The government didn’t completely stop looking into ESP after Project Star Gate ended, though. Navy researchers in 2014 looked into premonition and intuition, or the idea that people have a “sixth sense” about something before it happens.
And outside of government research, ESP has long been a subject of interest –—and debate — in the academic community. While some claim to have evidence that it exists, many cite flawed study designs and inability to reproduce results as reasons to be skeptical.
A controversial field
Today, research into ESP typically happens in the field of parapsychology. Parapsychology is widely regarded as a pseudoscience, but there are still a few academic labs and groups that actively probe the questions of the supernatural.
“The consensus within parapsychology, I think, ranges from totally convinced [the paranormal] exists … to gentle skepticism, open-mindedness, and just not knowing,” Susan Blackmore, an author and former parapsychologist who now considers herself skeptic, tells Inverse.
In order for skeptics to believe that ESP is real, there’d have to be convincing evidence. As it stands, Blackmore says the studies that attempt to demonstrate its existence are often riddled with statistical errors. And when experiments are replicated, researchers often don’t get the same results every time, which sheds scientific doubt on the weight of supernatural claims.
If one day parapsychologists did find convincing evidence of ESP, it would also pose a challenge to many of the fundamental theories posed in physics and psychology that are based on centuries of research, Blackmore says. Hence why many scientists outside of parapsychology just don’t touch it.

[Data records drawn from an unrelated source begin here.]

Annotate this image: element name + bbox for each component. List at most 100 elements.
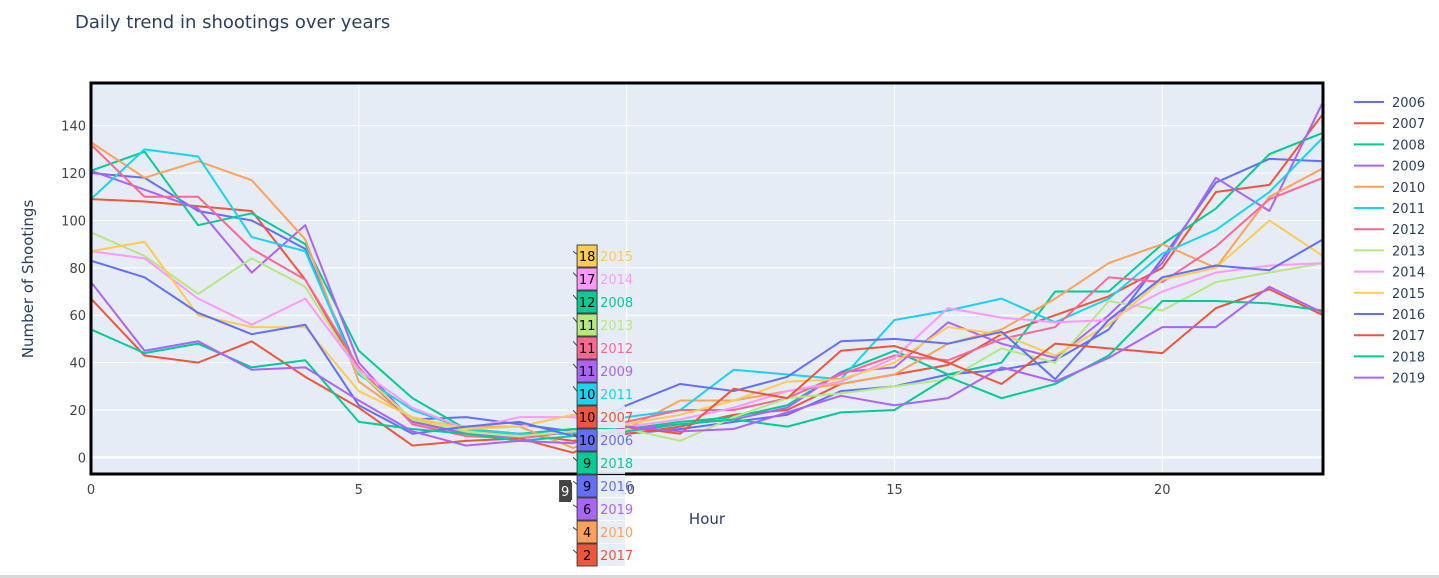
hover-series-name: 2009 <box>600 365 633 380</box>
hover-series-name: 2008 <box>600 296 633 311</box>
legend-item-2010[interactable]: 2010 <box>1354 181 1425 196</box>
y-tick-label: 60 <box>69 309 86 324</box>
series-line-2010[interactable] <box>90 141 1324 449</box>
hover-series-name: 2018 <box>600 457 633 472</box>
legend-label: 2009 <box>1392 160 1425 175</box>
legend-label: 2017 <box>1392 329 1425 344</box>
legend-item-2015[interactable]: 2015 <box>1354 287 1425 302</box>
hover-label-2014: 17 2014 <box>572 267 633 291</box>
legend-label: 2016 <box>1392 308 1425 323</box>
legend-label: 2019 <box>1392 372 1425 387</box>
legend-label: 2015 <box>1392 287 1425 302</box>
hover-value: 10 <box>579 434 596 449</box>
hover-value: 11 <box>579 342 596 357</box>
legend-label: 2010 <box>1392 181 1425 196</box>
window-bottom-edge <box>0 575 1439 578</box>
legend-item-2014[interactable]: 2014 <box>1354 266 1425 281</box>
legend-item-2011[interactable]: 2011 <box>1354 202 1425 217</box>
hover-label-2017: 2 2017 <box>572 543 633 567</box>
legend-label: 2006 <box>1392 96 1425 111</box>
hover-value: 18 <box>579 250 596 265</box>
y-tick-label: 0 <box>78 451 86 466</box>
hover-value: 10 <box>579 388 596 403</box>
series-line-2016[interactable] <box>90 238 1324 438</box>
hover-series-name: 2015 <box>600 250 633 265</box>
hover-label-2011: 10 2011 <box>572 382 633 406</box>
series-line-2008[interactable] <box>90 131 1324 435</box>
legend-label: 2018 <box>1392 350 1425 365</box>
x-axis-title: Hour <box>689 510 726 528</box>
hover-value-box <box>576 382 598 406</box>
hover-label-2006: 10 2006 <box>572 428 633 452</box>
legend-item-2017[interactable]: 2017 <box>1354 329 1425 344</box>
hover-series-name: 2006 <box>600 434 633 449</box>
legend-item-2016[interactable]: 2016 <box>1354 308 1425 323</box>
legend-item-2012[interactable]: 2012 <box>1354 223 1425 238</box>
hover-value: 11 <box>579 365 596 380</box>
x-tick-label: 0 <box>87 483 95 498</box>
hover-label-2019: 6 2019 <box>572 497 633 521</box>
y-tick-label: 20 <box>69 404 86 419</box>
hover-value: 9 <box>583 457 591 472</box>
hover-value-box <box>576 244 598 268</box>
legend-label: 2011 <box>1392 202 1425 217</box>
x-tick-label: 20 <box>1154 483 1171 498</box>
hover-value: 12 <box>579 296 596 311</box>
legend-item-2007[interactable]: 2007 <box>1354 117 1425 132</box>
hover-series-name: 2010 <box>600 526 633 541</box>
hover-value-box <box>576 359 598 383</box>
hover-series-name: 2012 <box>600 342 633 357</box>
legend-item-2013[interactable]: 2013 <box>1354 244 1425 259</box>
y-tick-label: 100 <box>61 214 86 229</box>
legend-label: 2013 <box>1392 244 1425 259</box>
series-line-2019[interactable] <box>90 281 1324 447</box>
hover-label-2018: 9 2018 <box>572 451 633 475</box>
legend[interactable]: 2006 2007 2008 2009 2010 2011 2012 2013 2014 2015… <box>1354 96 1425 387</box>
y-tick-label: 40 <box>69 357 86 372</box>
chart-title: Daily trend in shootings over years <box>75 12 390 33</box>
legend-item-2008[interactable]: 2008 <box>1354 138 1425 153</box>
y-tick-label: 80 <box>69 262 86 277</box>
series-line-2011[interactable] <box>90 136 1324 435</box>
hover-label-2013: 11 2013 <box>572 313 633 337</box>
hover-value-box <box>576 313 598 337</box>
series-line-2013[interactable] <box>90 231 1324 442</box>
hover-value-box <box>576 474 598 498</box>
series-lines[interactable] <box>90 101 1324 454</box>
y-tick-label: 120 <box>61 167 86 182</box>
series-line-2017[interactable] <box>90 288 1324 454</box>
hover-label-2010: 4 2010 <box>572 520 633 544</box>
legend-item-2009[interactable]: 2009 <box>1354 160 1425 175</box>
legend-item-2006[interactable]: 2006 <box>1354 96 1425 111</box>
hover-value: 6 <box>583 503 591 518</box>
hover-tooltip: 9 18 2015 17 2014 12 2008 11 2013 11 2012 11 2009 10 2… <box>559 244 633 567</box>
hover-series-name: 2013 <box>600 319 633 334</box>
hover-label-2015: 18 2015 <box>572 244 633 268</box>
plot-frame <box>89 81 1325 476</box>
hover-value-box <box>576 405 598 429</box>
hover-axis-label: 9 <box>561 485 569 500</box>
hover-value-box <box>576 520 598 544</box>
legend-item-2018[interactable]: 2018 <box>1354 350 1425 365</box>
legend-label: 2012 <box>1392 223 1425 238</box>
hover-value: 11 <box>579 319 596 334</box>
hover-value: 4 <box>583 526 591 541</box>
hover-series-name: 2007 <box>600 411 633 426</box>
legend-item-2019[interactable]: 2019 <box>1354 372 1425 387</box>
hover-series-name: 2016 <box>600 480 633 495</box>
hover-label-2008: 12 2008 <box>572 290 633 314</box>
gridlines <box>91 83 1323 474</box>
series-line-2018[interactable] <box>90 300 1324 442</box>
hover-value: 9 <box>583 480 591 495</box>
legend-label: 2008 <box>1392 138 1425 153</box>
hover-value: 17 <box>579 273 596 288</box>
series-line-2014[interactable] <box>90 250 1324 430</box>
hover-value: 10 <box>579 411 596 426</box>
hover-axis-box <box>559 480 572 502</box>
hover-value: 2 <box>583 549 591 564</box>
hover-label-2012: 11 2012 <box>572 336 633 360</box>
x-tick-label: 15 <box>886 483 903 498</box>
hover-value-box <box>576 451 598 475</box>
y-tick-label: 140 <box>61 120 86 135</box>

The problem right now is that the paranormal can’t be explained reliably in scientific terms. That poses a challenge to many researchers — but isn’t necessarily a problem for believers in ESP.
“There's a million reasons why people go on believing,” Blackmore says. “We skeptics aren’t not even going to try to persuade people it doesn't exist.”
However, if a theory of the paranormal was proposed one day, and had some preliminary evidence to prove it was viable, that could change things. It would have to be not just a plausible idea, but testable as well, Blackmore says. In that scenario, “I think a lot of scientists would jump to go back into it,” she argues.